Let's have $\ M= \left[ {\begin{array}{ccccc} 1 & \alpha & -1 & 2 \\ 2 & -1 & \alpha & 5 \\ 1 & 10 & -6 & 1 \\ \end{array} } \right]$.
Using Gaussian elimination I've come to have the next matrix $\ M'= \left[ {\begin{array}{ccccc} 1 & \alpha & -1 & 2 \\ 0 & 1 & \frac{-5}{10- \alpha} & \frac{-1}{10 - \alpha} \\ 0 & 0 & \frac{-5(1+2\alpha)}{10- \alpha}+\alpha +2 & 1 \\ \end{array} } \right]$
So:
- $\alpha \neq 10$
- $\frac{-5(1+2\alpha)}{10- \alpha}+\alpha +2 = 1$ and then i calculate the values of $\alpha$
Is it ok what I did? Is the rank always going to be 3 no matter the value of $\alpha \neq 10$ ? What if $\alpha = 10$ ?
Since it is not a square matrix this is the only way to find out the rank, or is there another way?
A good strategy for these problems is to do as many operations as you can without dividing by an expression involving a variable.
In particular, I find: $$ \pmatrix{ 1 & \alpha & -1 & 2 \\ 2 & -1 & \alpha & 5 \\ 1 & 10 & -6 & 1 \\ } \to \pmatrix{ 1 & \alpha & -1 & 2 \\ 0 & -1 - 2\alpha & 2+\alpha & 1 \\ 0 & 10-\alpha & -5 & -1 \\ } $$ The rank of this matrix is always at least $2$, since the first and last rows are linearly independent. We can only have rank exactly two if the matrix $$ \pmatrix{-1-2\alpha & 2+\alpha & 1\\ 10-\alpha & -5 & -1} $$ has rank $1$. That is, we can only achieve rank $2$ if the first and second columns are multiples of the third. In other words, we must have $$ -(-1-2\alpha) = 10 - \alpha \implies \alpha = 3\\ (-(-5)) = 2 + \alpha \implies \alpha = 3 $$ So indeed, when $\alpha = 3$, the matrix has rank $2$. In all other cases, the matrix has rank $3$.
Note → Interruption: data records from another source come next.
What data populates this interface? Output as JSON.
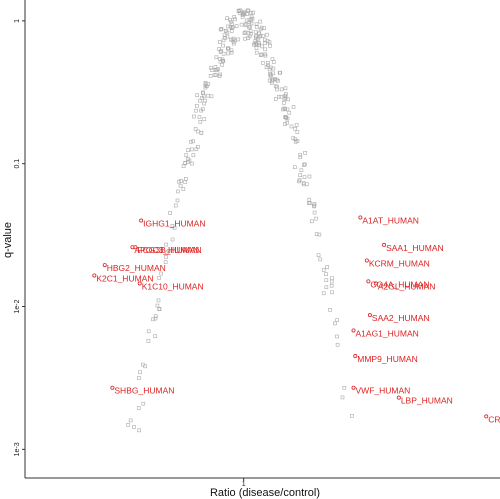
{
  "chart_data": {
    "type": "scatter",
    "title": "",
    "xlabel": "Ratio (disease/control)",
    "ylabel": "q-value",
    "x_scale": "log",
    "y_scale": "log",
    "xlim": [
      0.12,
      12
    ],
    "ylim": [
      0.00063,
      1.4
    ],
    "x_ticks": [
      {
        "value": 1,
        "label": "1"
      }
    ],
    "y_ticks": [
      {
        "value": 1,
        "label": "1"
      },
      {
        "value": 0.1,
        "label": "0.1"
      },
      {
        "value": 0.01,
        "label": "1e-2"
      },
      {
        "value": 0.001,
        "label": "1e-3"
      }
    ],
    "grid": false,
    "colors": {
      "background_points": "#aaaaaa",
      "highlight": "#dd2222",
      "axis": "#333333"
    },
    "background_points": {
      "seed": 4242,
      "count": 330,
      "note_on_shape": "volcano"
    },
    "highlighted": [
      {
        "label": "IGHG1_HUMAN",
        "x": 0.37,
        "y": 0.04
      },
      {
        "label": "A1AT_HUMAN",
        "x": 3.1,
        "y": 0.042
      },
      {
        "label": "APOC3_HUMAN",
        "x": 0.34,
        "y": 0.026
      },
      {
        "label": "FCG3B_HUMAN",
        "x": 0.35,
        "y": 0.026
      },
      {
        "label": "SAA1_HUMAN",
        "x": 3.9,
        "y": 0.027
      },
      {
        "label": "HBG2_HUMAN",
        "x": 0.26,
        "y": 0.0195
      },
      {
        "label": "KCRM_HUMAN",
        "x": 3.3,
        "y": 0.021
      },
      {
        "label": "K2C1_HUMAN",
        "x": 0.235,
        "y": 0.0165
      },
      {
        "label": "K1C10_HUMAN",
        "x": 0.365,
        "y": 0.0145
      },
      {
        "label": "CO4A_HUMAN",
        "x": 3.35,
        "y": 0.015
      },
      {
        "label": "A2GL_HUMAN",
        "x": 3.6,
        "y": 0.0145
      },
      {
        "label": "SAA2_HUMAN",
        "x": 3.4,
        "y": 0.0087
      },
      {
        "label": "A1AG1_HUMAN",
        "x": 2.9,
        "y": 0.0068
      },
      {
        "label": "MMP9_HUMAN",
        "x": 2.95,
        "y": 0.0045
      },
      {
        "label": "SHBG_HUMAN",
        "x": 0.28,
        "y": 0.0027
      },
      {
        "label": "VWF_HUMAN",
        "x": 2.9,
        "y": 0.0027
      },
      {
        "label": "LBP_HUMAN",
        "x": 4.5,
        "y": 0.0023
      },
      {
        "label": "CRP",
        "x": 10.5,
        "y": 0.0017
      }
    ]
  }
}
A more computational approach is to note that permuting the columns (or more generally "applying column operations") doesn't change the rank. So, we can have $$ \pmatrix{ 1 & \alpha & -1 & 2 \\ 2 & -1 & \alpha & 5 \\ 1 & 10 & -6 & 1 \\ } \to \pmatrix{ 1 & \alpha & -1 & 2 \\ 0 & -1 - 2\alpha & 2+\alpha & 1 \\ 0 & 10-\alpha & -5 & -1 \\ } \\ \to \pmatrix{ 1 &2 & \alpha & -1 \\ 0 &1 & -1 - 2\alpha & 2+\alpha \\ 0 & -1 & 10-\alpha & -5 \\ } \\ \to \pmatrix{ 1 &2 & \alpha & -1 \\ 0 &1 & -1 - 2\alpha & 2+\alpha \\ 0 & 0 & 9-3\alpha & -3 + \alpha \\ } $$ It is clear that this matrix will have full rank whenever $\alpha \neq 3$, and rank $2$ when $\alpha = 3$.